Oh I'm a youngin’. I was 8 in '93 and in Germany so I received very little U.S. News or Pop-Culture. I still remember my Mom not letting me watch The Birdcage on the flight home in '96; while it was R it probably would merit a PG-13 if rated today.Darth Wong wrote:How old are you? If you're old enough to have been politically aware in the 1990s, you would know that Clinton faced nearly as much intensity of hatred as Obama does now. Moreover, you would know that public attitudes toward homosexuality were much harsher at the time. The 1990s came just after the 1980s, and in the 1980s, people were still so backward that they failed to pass the ERA, for fuck's sake. I mean come on, how difficult is it to say that men and women should have equal rights in the Constitution? You should not underestimate how far we've come as a society in the last 20 years. Hell, I still remember Sunday closing laws and school prayer when I was a kid.
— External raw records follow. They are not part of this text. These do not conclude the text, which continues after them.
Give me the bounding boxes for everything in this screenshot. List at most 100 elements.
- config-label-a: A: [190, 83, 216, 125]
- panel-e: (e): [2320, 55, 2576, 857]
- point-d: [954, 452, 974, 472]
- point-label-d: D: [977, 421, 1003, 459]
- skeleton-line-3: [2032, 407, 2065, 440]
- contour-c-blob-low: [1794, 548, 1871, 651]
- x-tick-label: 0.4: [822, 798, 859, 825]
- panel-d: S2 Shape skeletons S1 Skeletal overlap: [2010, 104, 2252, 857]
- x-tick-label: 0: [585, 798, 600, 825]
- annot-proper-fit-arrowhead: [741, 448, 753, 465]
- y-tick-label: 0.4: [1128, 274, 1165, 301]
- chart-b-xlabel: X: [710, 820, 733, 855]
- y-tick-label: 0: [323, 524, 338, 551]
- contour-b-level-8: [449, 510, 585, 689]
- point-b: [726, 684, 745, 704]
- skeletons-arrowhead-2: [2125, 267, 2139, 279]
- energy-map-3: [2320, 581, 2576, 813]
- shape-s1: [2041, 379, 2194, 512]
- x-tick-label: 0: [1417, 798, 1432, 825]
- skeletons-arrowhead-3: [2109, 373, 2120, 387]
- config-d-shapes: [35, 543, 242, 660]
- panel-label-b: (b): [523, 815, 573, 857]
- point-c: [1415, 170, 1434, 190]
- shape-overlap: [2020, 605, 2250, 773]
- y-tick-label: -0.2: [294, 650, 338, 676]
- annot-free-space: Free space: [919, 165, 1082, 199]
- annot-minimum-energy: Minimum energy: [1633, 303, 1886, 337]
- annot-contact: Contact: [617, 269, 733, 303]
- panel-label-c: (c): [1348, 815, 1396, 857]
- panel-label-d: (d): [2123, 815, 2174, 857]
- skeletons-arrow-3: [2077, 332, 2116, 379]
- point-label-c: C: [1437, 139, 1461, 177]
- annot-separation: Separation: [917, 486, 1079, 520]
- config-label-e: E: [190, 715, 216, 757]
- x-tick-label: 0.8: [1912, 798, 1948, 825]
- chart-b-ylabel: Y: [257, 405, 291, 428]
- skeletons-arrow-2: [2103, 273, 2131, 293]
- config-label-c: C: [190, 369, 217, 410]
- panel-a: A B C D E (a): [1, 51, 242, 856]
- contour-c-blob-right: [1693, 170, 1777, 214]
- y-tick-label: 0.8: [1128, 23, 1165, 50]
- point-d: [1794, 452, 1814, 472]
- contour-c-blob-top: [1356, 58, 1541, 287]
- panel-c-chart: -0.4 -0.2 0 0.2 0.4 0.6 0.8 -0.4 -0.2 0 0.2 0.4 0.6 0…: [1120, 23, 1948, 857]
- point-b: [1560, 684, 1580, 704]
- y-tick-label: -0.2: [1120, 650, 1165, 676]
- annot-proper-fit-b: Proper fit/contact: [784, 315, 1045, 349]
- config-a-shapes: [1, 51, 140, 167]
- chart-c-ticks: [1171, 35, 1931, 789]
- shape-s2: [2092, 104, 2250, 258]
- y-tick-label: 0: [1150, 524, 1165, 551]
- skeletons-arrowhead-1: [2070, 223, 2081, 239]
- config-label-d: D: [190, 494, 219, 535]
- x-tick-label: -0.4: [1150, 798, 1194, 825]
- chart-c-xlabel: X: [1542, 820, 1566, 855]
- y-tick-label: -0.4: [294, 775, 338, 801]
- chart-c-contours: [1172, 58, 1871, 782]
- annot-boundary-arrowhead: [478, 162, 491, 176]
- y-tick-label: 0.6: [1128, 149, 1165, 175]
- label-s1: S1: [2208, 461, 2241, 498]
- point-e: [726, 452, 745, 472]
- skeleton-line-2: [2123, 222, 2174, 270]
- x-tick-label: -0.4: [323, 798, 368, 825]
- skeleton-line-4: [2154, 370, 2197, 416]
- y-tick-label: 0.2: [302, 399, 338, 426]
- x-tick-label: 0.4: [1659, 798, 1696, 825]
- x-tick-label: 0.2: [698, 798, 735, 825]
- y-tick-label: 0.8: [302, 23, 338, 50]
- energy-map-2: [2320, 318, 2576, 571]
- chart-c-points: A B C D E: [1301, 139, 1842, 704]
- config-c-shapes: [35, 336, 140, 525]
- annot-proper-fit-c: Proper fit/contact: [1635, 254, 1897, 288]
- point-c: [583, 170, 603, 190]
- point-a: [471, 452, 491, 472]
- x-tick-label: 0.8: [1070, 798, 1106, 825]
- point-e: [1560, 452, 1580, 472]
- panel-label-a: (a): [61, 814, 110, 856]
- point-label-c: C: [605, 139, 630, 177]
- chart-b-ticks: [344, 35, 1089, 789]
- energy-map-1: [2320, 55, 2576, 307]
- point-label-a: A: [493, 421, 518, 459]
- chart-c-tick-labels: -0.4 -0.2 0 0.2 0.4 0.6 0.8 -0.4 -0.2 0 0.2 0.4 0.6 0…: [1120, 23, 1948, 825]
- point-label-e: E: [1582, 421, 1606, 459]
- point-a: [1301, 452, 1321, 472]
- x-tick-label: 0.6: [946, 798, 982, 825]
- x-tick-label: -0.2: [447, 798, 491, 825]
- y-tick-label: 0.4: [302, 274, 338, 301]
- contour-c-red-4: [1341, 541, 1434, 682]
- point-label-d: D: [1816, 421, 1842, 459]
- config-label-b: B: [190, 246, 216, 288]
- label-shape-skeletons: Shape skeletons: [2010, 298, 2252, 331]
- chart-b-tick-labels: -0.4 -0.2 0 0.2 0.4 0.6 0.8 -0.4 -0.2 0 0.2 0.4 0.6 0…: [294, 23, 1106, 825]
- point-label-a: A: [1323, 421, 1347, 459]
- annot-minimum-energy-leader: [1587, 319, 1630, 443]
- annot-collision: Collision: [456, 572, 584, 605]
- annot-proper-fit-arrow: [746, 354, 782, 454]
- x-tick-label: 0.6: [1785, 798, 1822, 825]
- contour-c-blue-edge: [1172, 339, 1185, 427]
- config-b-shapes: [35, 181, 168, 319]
Anyway, yes we have come an unbelievably long way. But that is why it should be so surprising that Clinton took the direct path back then, rather than a more indirect and behind-the-scenes method which Obama seems to be doing. It is far better to take 2 years to do something and accomplish it fully than 1 year and to do so ineffectually. If Clinton had called for a comprehensive, yearlong study of homosexuals in the military, similar to the Crittenden Report of 1957 and then used that evidence in his fight he might have had more success. As it was he simply directed the Secretary of Defense to prepare a draft policy, earning him the distrust and rancor of the Joint Chiefs and Congress.
Discharges under Don’t Ask/Don’t Tell
1994__617
1995__772
1996__870
1997__1,007
1998__1,163
1999__1,046
2000__1,241
2001__1,273
If American society was becoming more accepting, why did the discharge rates under DADT continue to rise? Yes, the military leadership is often much more conservative than society at large, but it is led by civilians for a reason. Clinton never took up the fight again after his lose, even after he declared the policy a "failure" after the Barry Winchell murder.
The drop after 2001 did not represent a massive liberalization of the Military, but simply a practical response to the need for service-members during Afghanistan & Gulf War II. So the Defense Dept. seems to have no problem with GLB service-members dying during wartime, but only with them serving during peacetime.
There's also an argument to be made that had Clinton accomplished something sweeping it would have given him momentum for the 1994 elections. He was forced to compromise on gay service in the military and lost on Health Care. America, above all political ideologies, loves a winner. Just look at the bump in the approval of Health Care reform following its passage.
Maybe I am too young to understand exactly how much America has changed, but the fact that gay soldiers are chaining themselves to the White House fence and that we’re still (as in right now, today) discharging able-bodied, willing and competent service-members during a time of war says to me that there hasn’t been a fundamental change in those 20 years.